Il y a beaucoup de monde à remercier quand on quitte une telle fonction, qui conduit à collaborer avec de très nombreux confrères et consœurs, artisans et professionnels, administrateurs et auteurs, mais je commencerai par dire toute ma gratitude à André Ricard, directeur adjoint de la revue depuis mon entrée en fonction : son apport a été extrêmement précieux, d’abord pour assurer la continuité d’une équipe à l’autre, puis par ses talents exceptionnels de lecteur, à la fois attentif et passionné, enthousiaste et scrupuleux, dont les conseils ont beaucoup fait pour maintenir le haut niveau de qualité de la revue au cours de toutes ces années. Il quitte maintenant le comité avec, je l’espère, le sentiment du devoir accompli et la fierté d’avoir contribué à faire des Écrits une revue de premier plan dans la vie littéraire du Québec et du Canada français : je le remercie de tout cœur et lui souhaite le plus grand bonheur dans la poursuite de son œuvre d’écrivain, dont on pourra lire ici quelques extraits, tirés d’un projet romanesque en cours.
J’aimerais aussi dire toute ma gratitude aux membres du comité de rédaction et du conseil d’administration pour leur soutien constant dans le travail de gestion et d’animation de la revue, de même qu’aux secrétaires de rédaction qui se sont succédé, Diane Brabant, de 2009 à 2014, puis David Desrosiers, qui occupe cette fonction depuis cette date, avec un talent et un dévouement que chacun lui reconnaît. Mille mercis aussi à Olivier Lasser, qui est bien plus qu’un simple graphiste, soit un véritable artiste et un designer de grand talent, qui a su apporter aux Écrits une personnalité graphique tout de suite reconnaissable, qu’auteurs, artistes et lecteurs apprécient grandement. Et je n’oublie pas Pascale Matuszek, qui a succédé à Marie-Simone Beaulieu comme correctrice des épreuves, ni non plus Boris Chukhovich, concepteur et webmestre de notre site internet, que je remercie chaleureusement pour leur apport constant à la qualité éditoriale de la revue et de son site.
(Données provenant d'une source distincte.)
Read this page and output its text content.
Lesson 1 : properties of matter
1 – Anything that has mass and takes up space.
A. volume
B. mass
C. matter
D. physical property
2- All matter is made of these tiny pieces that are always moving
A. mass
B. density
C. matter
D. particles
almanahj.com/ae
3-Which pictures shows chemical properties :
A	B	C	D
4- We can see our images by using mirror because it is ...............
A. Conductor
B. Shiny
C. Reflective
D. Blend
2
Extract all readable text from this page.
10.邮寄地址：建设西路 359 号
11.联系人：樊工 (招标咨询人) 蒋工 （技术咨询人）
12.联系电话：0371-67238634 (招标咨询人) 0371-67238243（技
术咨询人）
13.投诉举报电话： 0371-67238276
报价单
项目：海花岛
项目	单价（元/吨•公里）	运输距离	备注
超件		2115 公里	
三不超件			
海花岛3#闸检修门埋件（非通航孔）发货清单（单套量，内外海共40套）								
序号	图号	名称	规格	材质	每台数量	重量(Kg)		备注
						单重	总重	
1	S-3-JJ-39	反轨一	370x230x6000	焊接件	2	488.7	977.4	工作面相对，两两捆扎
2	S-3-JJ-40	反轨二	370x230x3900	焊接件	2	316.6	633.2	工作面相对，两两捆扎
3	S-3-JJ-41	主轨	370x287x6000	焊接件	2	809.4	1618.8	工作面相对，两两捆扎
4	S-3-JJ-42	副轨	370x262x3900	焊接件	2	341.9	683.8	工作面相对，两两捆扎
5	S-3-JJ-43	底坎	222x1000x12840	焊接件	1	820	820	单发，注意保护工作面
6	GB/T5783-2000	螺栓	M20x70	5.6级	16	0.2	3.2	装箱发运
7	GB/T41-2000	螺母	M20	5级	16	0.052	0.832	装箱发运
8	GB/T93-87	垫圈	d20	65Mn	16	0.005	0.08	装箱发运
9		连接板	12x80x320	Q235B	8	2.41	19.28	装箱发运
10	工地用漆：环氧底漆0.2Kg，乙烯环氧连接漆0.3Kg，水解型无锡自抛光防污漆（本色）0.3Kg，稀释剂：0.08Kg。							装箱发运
J’aimerais dire enfin toute ma reconnaissance à l’Académie des lettres du Québec pour la confiance qu’elle a mise en moi et pour le soutien indéfectible qu’elle a assuré à la revue tout au long de mon mandat, en soulignant plus particulièrement l’appui de ses présidents successifs, Lise Gauvin, Georges Leroux, Louis Caron et Émile Martel, qui n’ont jamais cessé de me prodiguer les plus vifs encouragements dans les différents projets dont j’ai pris l’initiative, qui présentaient souvent une large part de risque.
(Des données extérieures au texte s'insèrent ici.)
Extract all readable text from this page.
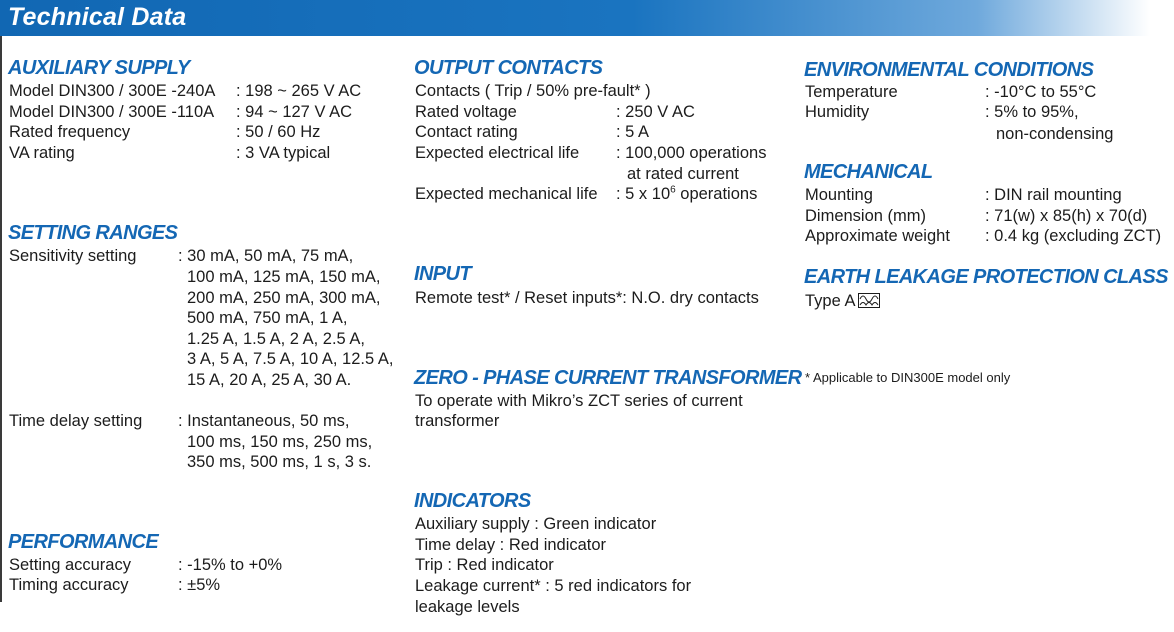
Technical Data
AUXILIARY SUPPLY
Model DIN300 / 300E -240A : 198 ~ 265 V AC
Model DIN300 / 300E -110A : 94 ~ 127 V AC
Rated frequency	: 50 / 60 Hz
VA rating	: 3 VA typical
SETTING RANGES
Sensitivity setting	: 30 mA, 50 mA, 75 mA,
100 mA, 125 mA, 150 mA,
200 mA, 250 mA, 300 mA,
500 mA, 750 mA, 1 A,
1.25 A, 1.5 A, 2 A, 2.5 A,
3 A, 5 A, 7.5 A, 10 A, 12.5 A,
15 A, 20 A, 25 A, 30 A.
Time delay setting : Instantaneous, 50 ms,
100 ms, 150 ms, 250 ms,
350 ms, 500 ms, 1 s, 3 s.
PERFORMANCE
Setting accuracy	: -15% to +0%
Timing accuracy	: ±5%
OUTPUT CONTACTS
Contacts ( Trip / 50% pre-fault* )
Rated voltage	: 250 V AC
Contact rating	: 5 A
Expected electrical life : 100,000 operations
at rated current
Expected mechanical life : 5 x $10^6$ operations
INPUT
Remote test* / Reset inputs*: N.O. dry contacts
ZERO - PHASE CURRENT TRANSFORMER
To operate with Mikro’s ZCT series of current
transformer
INDICATORS
Auxiliary supply : Green indicator
Time delay : Red indicator
Trip : Red indicator
Leakage current* : 5 red indicators for
leakage levels
ENVIRONMENTAL CONDITIONS
Temperature	: -10°C to 55°C
Humidity	: 5% to 95%,
non-condensing
MECHANICAL
Mounting	: DIN rail mounting
Dimension (mm)	: 71(w) x 85(h) x 70(d)
Approximate weight : 0.4 kg (excluding ZCT)
EARTH LEAKAGE PROTECTION CLASS
Type A
* Applicable to DIN300E model only
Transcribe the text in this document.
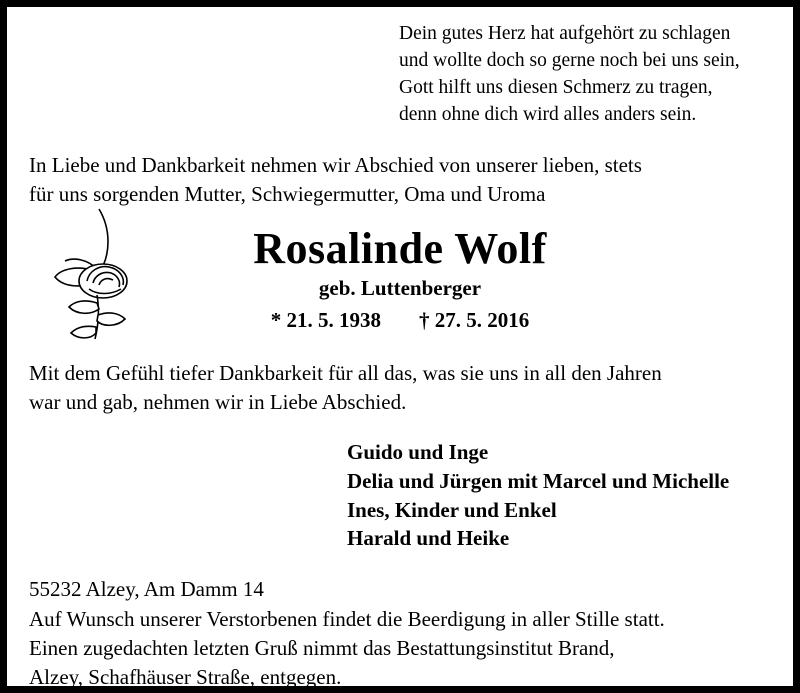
Dein gutes Herz hat aufgehört zu schlagen
und wollte doch so gerne noch bei uns sein,
Gott hilft uns diesen Schmerz zu tragen,
denn ohne dich wird alles anders sein.
In Liebe und Dankbarkeit nehmen wir Abschied von unserer lieben, stets
für uns sorgenden Mutter, Schwiegermutter, Oma und Uroma
Rosalinde Wolf
geb. Luttenberger
* 21. 5. 1938 † 27. 5. 2016
Mit dem Gefühl tiefer Dankbarkeit für all das, was sie uns in all den Jahren
war und gab, nehmen wir in Liebe Abschied.
Guido und Inge
Delia und Jürgen mit Marcel und Michelle
Ines, Kinder und Enkel
Harald und Heike
55232 Alzey, Am Damm 14
Auf Wunsch unserer Verstorbenen findet die Beerdigung in aller Stille statt.
Einen zugedachten letzten Gruß nimmt das Bestattungsinstitut Brand,
Alzey, Schafhäuser Straße, entgegen.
Je ne peux conclure ce mot sans marquer toute ma gratitude aux auteurs et aux artistes qui m’ont généreusement confié leurs textes et leurs images pour faire de chaque numéro une œuvre collective où la vision et la voix de chacun forment une sorte de chorus où il n’y a pas d’unisson, certes, mais des canons et des contrepoints qui donnent chaque fois une tonalité nouvelle dans laquelle on reconnaît tout de suite la vitalité d’une littérature, qui est précisément l’orchestration des singularités, la mise en commun de la rareté, le partage de l’exceptionnel… Toute ma reconnaissance enfin aux lecteurs et aux lectrices sans qui une telle entreprise n’aurait pas de sens : c’est à eux qu’elle se destine… c’est à eux que va mon dernier mot. Merci.